Les heureux évènements ne tarderont pas, Papa et Maman seront morts …

Histoire de mêche à la pouche ou "le vrai du faux"

Notre mode de pêche favori, c'est avec un pontoon boat (c’est moi sur le ponton), comme ça on peut se rapprocher des bancs, parfois à quelques centaines de mètres de la plage. On bien content quand les pauvres pêcheurs du bord n'arrivent pas à atteindre leur cible ! Deux fois par an, on va pêcher sur des lacs de montagne.

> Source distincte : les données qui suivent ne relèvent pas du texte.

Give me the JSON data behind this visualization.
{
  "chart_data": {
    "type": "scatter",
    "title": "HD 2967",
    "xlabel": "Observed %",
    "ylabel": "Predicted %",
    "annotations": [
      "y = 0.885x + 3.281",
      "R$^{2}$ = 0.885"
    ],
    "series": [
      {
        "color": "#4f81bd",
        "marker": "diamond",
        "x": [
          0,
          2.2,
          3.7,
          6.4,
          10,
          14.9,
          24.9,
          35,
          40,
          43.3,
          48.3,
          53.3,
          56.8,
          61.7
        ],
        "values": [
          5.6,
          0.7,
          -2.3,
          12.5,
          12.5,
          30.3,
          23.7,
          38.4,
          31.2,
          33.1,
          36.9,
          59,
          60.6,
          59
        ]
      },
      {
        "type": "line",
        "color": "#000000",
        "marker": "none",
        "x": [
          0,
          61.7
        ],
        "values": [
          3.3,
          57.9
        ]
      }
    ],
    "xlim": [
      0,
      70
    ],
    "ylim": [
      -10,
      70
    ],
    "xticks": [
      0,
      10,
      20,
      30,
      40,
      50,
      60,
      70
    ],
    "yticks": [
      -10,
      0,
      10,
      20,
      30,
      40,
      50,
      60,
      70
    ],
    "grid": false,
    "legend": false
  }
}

Pour introduire correctement le sujet qui nous occupe, il faut absolument parler des truites triploïdes. On prend des œufs, on les fertilise, on les met sous pression, et les truites qui naitront seront parfaites, sauf en ce qui concerne la reproduction. Elles seront stériles. Des écloseries livrent ces truites aux différentes associations qui "stockent" les lacs. Des dizaines de milliers de petites truites triploïdes vont peupler des lacs convenablement choisis pour que ces poissons se développent en Trophy trouts. Des Rainbow trouts de 6 kg voire plus…

Cette méthode permet de peupler des lacs où la reproduction est impossible faute d'eau courante, donc de gravière et d'oxygène. Des truites fécondes se casseraient le nez, si je puis dire. Les œufs pourrissent à l'intérieur, infection, elles meurent. Pas toujours, mais alors elles restent petites. Nous, on en veut des GROSSES.

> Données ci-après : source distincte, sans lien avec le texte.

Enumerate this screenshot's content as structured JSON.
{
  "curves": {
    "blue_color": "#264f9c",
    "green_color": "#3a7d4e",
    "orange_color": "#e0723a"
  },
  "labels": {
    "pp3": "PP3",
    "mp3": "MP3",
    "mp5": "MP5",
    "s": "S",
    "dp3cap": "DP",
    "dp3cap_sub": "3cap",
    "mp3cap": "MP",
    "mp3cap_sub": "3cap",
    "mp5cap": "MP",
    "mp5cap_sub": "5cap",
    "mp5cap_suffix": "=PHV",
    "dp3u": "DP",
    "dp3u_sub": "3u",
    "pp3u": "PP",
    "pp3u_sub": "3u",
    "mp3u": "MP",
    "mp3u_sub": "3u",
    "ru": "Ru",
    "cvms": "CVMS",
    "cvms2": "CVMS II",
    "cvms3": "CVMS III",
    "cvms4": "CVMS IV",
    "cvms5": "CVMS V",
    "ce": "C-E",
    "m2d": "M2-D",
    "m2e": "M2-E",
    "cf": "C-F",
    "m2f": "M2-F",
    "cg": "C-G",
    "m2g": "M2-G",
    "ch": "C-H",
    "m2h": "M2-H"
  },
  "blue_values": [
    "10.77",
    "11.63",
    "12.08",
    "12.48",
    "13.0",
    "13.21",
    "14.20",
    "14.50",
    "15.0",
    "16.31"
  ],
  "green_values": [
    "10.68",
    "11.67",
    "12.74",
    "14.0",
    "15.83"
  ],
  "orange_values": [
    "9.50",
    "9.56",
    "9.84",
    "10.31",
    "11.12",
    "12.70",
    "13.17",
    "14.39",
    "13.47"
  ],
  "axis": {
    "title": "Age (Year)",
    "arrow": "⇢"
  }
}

Les trophy lakes sont choisis pour offrir une nourriture abondante, bien étalée sur l'année, etc. etc.

J'arrête là, non sans signaler qu’en fait, les poissons voient énormément plus d'insectes que les oiseaux. Au stade nymphe. Quelques jours de vie dans l'air… des années dans l'eau où un massacre se perpétue seconde après seconde…

Mon introduction est maintenant terminée, ou presque.

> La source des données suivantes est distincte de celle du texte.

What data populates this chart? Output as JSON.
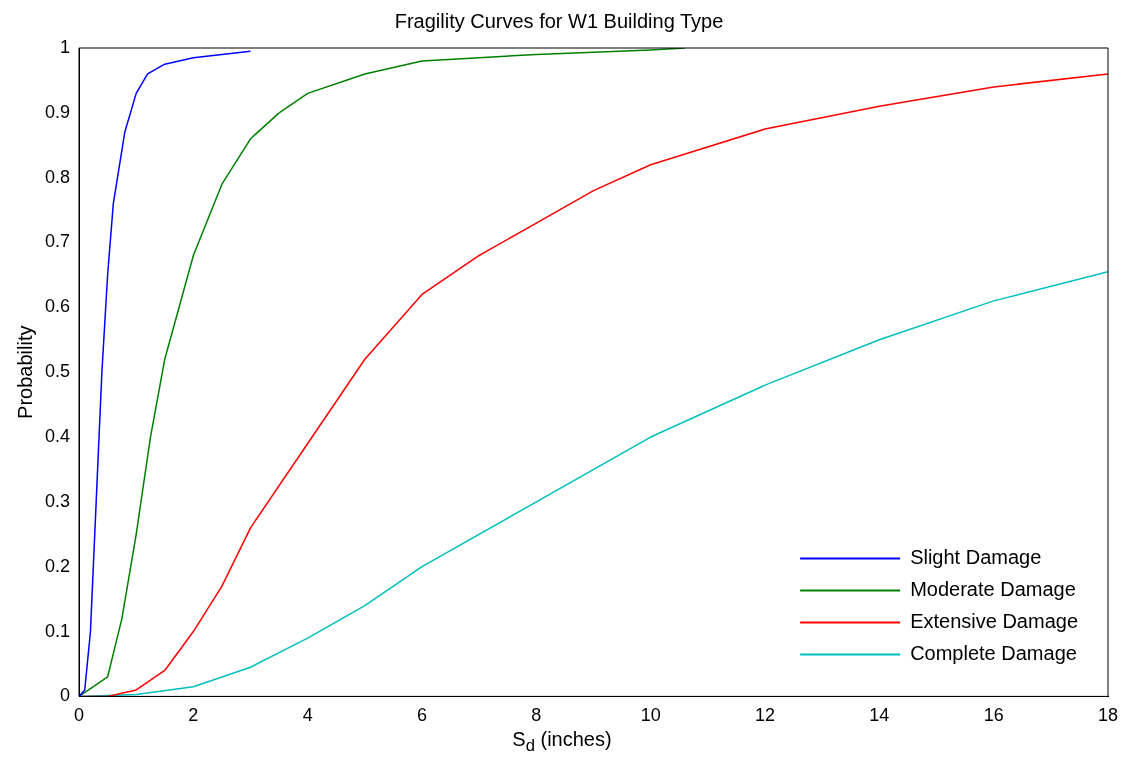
{
  "chart_data": {
    "type": "line",
    "title": "Fragility Curves for W1 Building Type",
    "xlabel": "S$_{d}$ (inches)",
    "ylabel": "Probability",
    "xlim": [
      0,
      18
    ],
    "xticks": [
      0,
      2,
      4,
      6,
      8,
      10,
      12,
      14,
      16,
      18
    ],
    "ylim": [
      0,
      1
    ],
    "yticks": [
      0,
      0.1,
      0.2,
      0.3,
      0.4,
      0.5,
      0.6,
      0.7,
      0.8,
      0.9,
      1
    ],
    "grid": false,
    "legend": "bottom right",
    "marker": "none",
    "line_style": "solid",
    "series": [
      {
        "name": "Slight Damage",
        "color": "#0000ff",
        "x": [
          0,
          0.1,
          0.2,
          0.3,
          0.4,
          0.5,
          0.6,
          0.8,
          1,
          1.2,
          1.5,
          2,
          2.5,
          3
        ],
        "values": [
          0,
          0.01,
          0.1,
          0.3,
          0.5,
          0.65,
          0.76,
          0.87,
          0.93,
          0.96,
          0.975,
          0.985,
          0.99,
          0.995
        ]
      },
      {
        "name": "Moderate Damage",
        "color": "#008000",
        "x": [
          0,
          0.5,
          0.75,
          1,
          1.25,
          1.5,
          2,
          2.5,
          3,
          3.5,
          4,
          5,
          6,
          8,
          10,
          10.6
        ],
        "values": [
          0,
          0.03,
          0.12,
          0.25,
          0.4,
          0.52,
          0.68,
          0.79,
          0.86,
          0.9,
          0.93,
          0.96,
          0.98,
          0.99,
          0.997,
          1
        ]
      },
      {
        "name": "Extensive Damage",
        "color": "#ff0000",
        "x": [
          0,
          0.5,
          1,
          1.5,
          2,
          2.5,
          3,
          4,
          5,
          6,
          7,
          8,
          9,
          10,
          12,
          14,
          16,
          18
        ],
        "values": [
          0,
          0,
          0.01,
          0.04,
          0.1,
          0.17,
          0.26,
          0.39,
          0.52,
          0.62,
          0.68,
          0.73,
          0.78,
          0.82,
          0.875,
          0.91,
          0.94,
          0.96
        ]
      },
      {
        "name": "Complete Damage",
        "color": "#00bfbf",
        "x": [
          0,
          1,
          2,
          3,
          4,
          5,
          6,
          8,
          10,
          12,
          14,
          16,
          18
        ],
        "values": [
          0,
          0.003,
          0.015,
          0.045,
          0.09,
          0.14,
          0.2,
          0.3,
          0.4,
          0.48,
          0.55,
          0.61,
          0.655
        ]
      }
    ]
  }
}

Histoire de mêche à la pouche ou "le vrai du faux"

Au mois de septembre, réunion au Starbucks avec Bryce, Glenn, Peter, Dick et Harvey. Glenn Di Giorgio a 80 ans. Il a été coach de l'équipe canadienne de javelot. Il a bien connu Ben Jonson. Glenn est un athlète, il pêche 8 à 10 h par jour sur son pontoon boat. Après manger près du feu de bois, discuter des bugs et autres sujet puis dodo sous la tente par - 5°. Peter a 80 ans aussi, il est né avec une fly rod dans les mains. Depuis, il ne pense qu'à ça. Il pêche le Steelhead l'hiver. La ligne se bloque dans les petits anneaux du haut… il suffit de tremper le bout de la canne dans l'eau pour déglacer… J'ai aussi connu ça. Donc …

Très forte émulation et impatience. En effet, on commence à soupçonner qu'il est temps d'y aller. C'est une envie un peu comme celle du saumon, mais pas pour le même objectif. C'est parce qu’il va, c'est certain, bientôt y avoir une chute de Water Boatmen sur Big OK Lake. C'est à 500 km de Nanaimo dans les montagnes du "continent".

En général, on part vers le 20 septembre. L'organisation est bien rodée. Tentes, bouffe pour une semaine, pontoon boats, tronçonneuses, gaz, vraiment plein de trucs.

Histoire de mêche à la pouche ou "le vrai du faux"

Et puis, le plus important, les water boatman flies. Elles sont belles. Dick, Glen et Harvey en font de magnifiques. Elles sont caractérisées par de longues pattes. Dans le dictionnaire, à boatman on trouve la traduction "passeur". Ce serait donc Charon passant le Styx.

Histoire de mêche à la pouche ou "le vrai du faux"

Ce n'est pas Charon qu'il faut se représenter mais l'ensemble: "passeur sur sa coquille de noix avec les deux rames" comme le water boatman dont la carapace est la coque et les pattes les avirons. La coque est sur l'eau car il nage sur le dos.

Nos mouches de synthèse sont censées représenter les authentiques … qui ont l'air moins sympathiques, vous allez voir. Et puis attendez la fin de l'histoire !

En fait les choses se compliquent, car le terme water boatman peut correspondre à des insectes de deux familles différentes.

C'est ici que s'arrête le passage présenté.